When we first met Monica Lovelace, the mother of two from the Central Valley, had been experiencing severe epileptic seizures for much of her adult life.

Lovelace said, "My heart starts racing like crazy and then I black out."

But a small implantable device would improve Lovelace's symptoms dramatically. She became one of the early patients in a clinical trial at California Pacific Medical Center in San Francisco.
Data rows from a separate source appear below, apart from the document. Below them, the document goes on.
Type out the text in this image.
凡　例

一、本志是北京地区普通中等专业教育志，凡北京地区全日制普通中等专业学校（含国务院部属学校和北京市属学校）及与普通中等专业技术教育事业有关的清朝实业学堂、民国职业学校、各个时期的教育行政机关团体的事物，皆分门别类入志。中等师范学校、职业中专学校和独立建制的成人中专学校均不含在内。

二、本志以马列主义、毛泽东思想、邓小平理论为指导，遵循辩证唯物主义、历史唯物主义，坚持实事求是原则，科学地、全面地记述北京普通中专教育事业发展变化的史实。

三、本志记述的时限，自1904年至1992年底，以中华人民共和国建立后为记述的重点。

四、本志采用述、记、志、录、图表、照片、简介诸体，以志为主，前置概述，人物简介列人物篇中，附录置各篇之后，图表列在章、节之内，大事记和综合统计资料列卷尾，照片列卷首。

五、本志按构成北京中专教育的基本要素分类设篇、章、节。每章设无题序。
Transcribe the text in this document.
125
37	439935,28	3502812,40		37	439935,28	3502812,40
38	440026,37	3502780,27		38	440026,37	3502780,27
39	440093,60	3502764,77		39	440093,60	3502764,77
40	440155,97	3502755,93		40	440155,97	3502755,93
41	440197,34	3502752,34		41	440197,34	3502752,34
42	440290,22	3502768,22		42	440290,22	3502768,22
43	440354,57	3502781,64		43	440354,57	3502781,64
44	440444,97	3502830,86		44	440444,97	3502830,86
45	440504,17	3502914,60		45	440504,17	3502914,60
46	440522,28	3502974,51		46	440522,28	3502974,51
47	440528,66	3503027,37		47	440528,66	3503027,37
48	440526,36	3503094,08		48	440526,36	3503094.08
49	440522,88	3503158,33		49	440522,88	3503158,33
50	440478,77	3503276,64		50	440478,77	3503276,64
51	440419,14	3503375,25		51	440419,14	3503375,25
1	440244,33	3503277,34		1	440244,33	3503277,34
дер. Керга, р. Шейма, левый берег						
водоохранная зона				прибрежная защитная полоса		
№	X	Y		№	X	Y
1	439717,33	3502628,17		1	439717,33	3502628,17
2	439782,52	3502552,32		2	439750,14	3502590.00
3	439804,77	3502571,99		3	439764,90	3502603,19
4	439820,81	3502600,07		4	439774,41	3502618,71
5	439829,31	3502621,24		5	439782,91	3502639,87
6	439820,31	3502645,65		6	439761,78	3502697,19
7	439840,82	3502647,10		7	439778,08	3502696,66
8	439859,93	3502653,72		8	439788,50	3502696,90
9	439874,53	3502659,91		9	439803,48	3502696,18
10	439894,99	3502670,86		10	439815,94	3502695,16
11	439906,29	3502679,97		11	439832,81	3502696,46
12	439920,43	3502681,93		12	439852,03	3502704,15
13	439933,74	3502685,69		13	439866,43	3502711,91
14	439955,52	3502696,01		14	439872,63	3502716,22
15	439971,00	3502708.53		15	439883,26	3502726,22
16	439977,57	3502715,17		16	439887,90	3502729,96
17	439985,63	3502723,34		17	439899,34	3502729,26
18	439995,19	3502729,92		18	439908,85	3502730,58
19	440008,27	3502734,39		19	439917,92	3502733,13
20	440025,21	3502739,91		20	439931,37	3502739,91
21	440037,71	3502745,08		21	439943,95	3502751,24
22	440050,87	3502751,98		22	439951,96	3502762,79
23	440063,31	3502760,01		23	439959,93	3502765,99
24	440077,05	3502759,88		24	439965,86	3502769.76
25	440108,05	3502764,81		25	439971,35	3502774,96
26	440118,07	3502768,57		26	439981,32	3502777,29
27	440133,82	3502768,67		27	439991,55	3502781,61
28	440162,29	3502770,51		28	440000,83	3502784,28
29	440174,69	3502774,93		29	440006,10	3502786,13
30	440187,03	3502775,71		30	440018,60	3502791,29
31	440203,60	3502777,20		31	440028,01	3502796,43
The device known as NeuroPace is an electronic stimulator that can read the signals in the brain that precede an epileptic seizure.

Peter B. Weber, M.D. from California Pacific Medical Center said, "When it senses those signals, it sends another small electrical pulse back to that area to try to abort the seizure."

Once implanted, the NeuroPace is tuned to the brain waves with the help of external software. According to neurosurgeon Weber, the device was effective in more than 60-percent of patients, with a significant number having their siezures cut by half. The results were so encouraging, that six months ago, the FDA approved NeuroPace for the treatment of epilepsy.

Weber said, "It gives hope to a segment of people that previously had very little to hope for."

Surgeons at California Pacific are now implanting the device in qualified patients who do not respond to medications or other treatments. In most cases those procedures are also covered by insurance.

For most patients, they offer the chance for the kind of improvement Lovelace experienced during the trial.

Lovelace said, "Last month I went a whole month without a seizures, which was like whoa."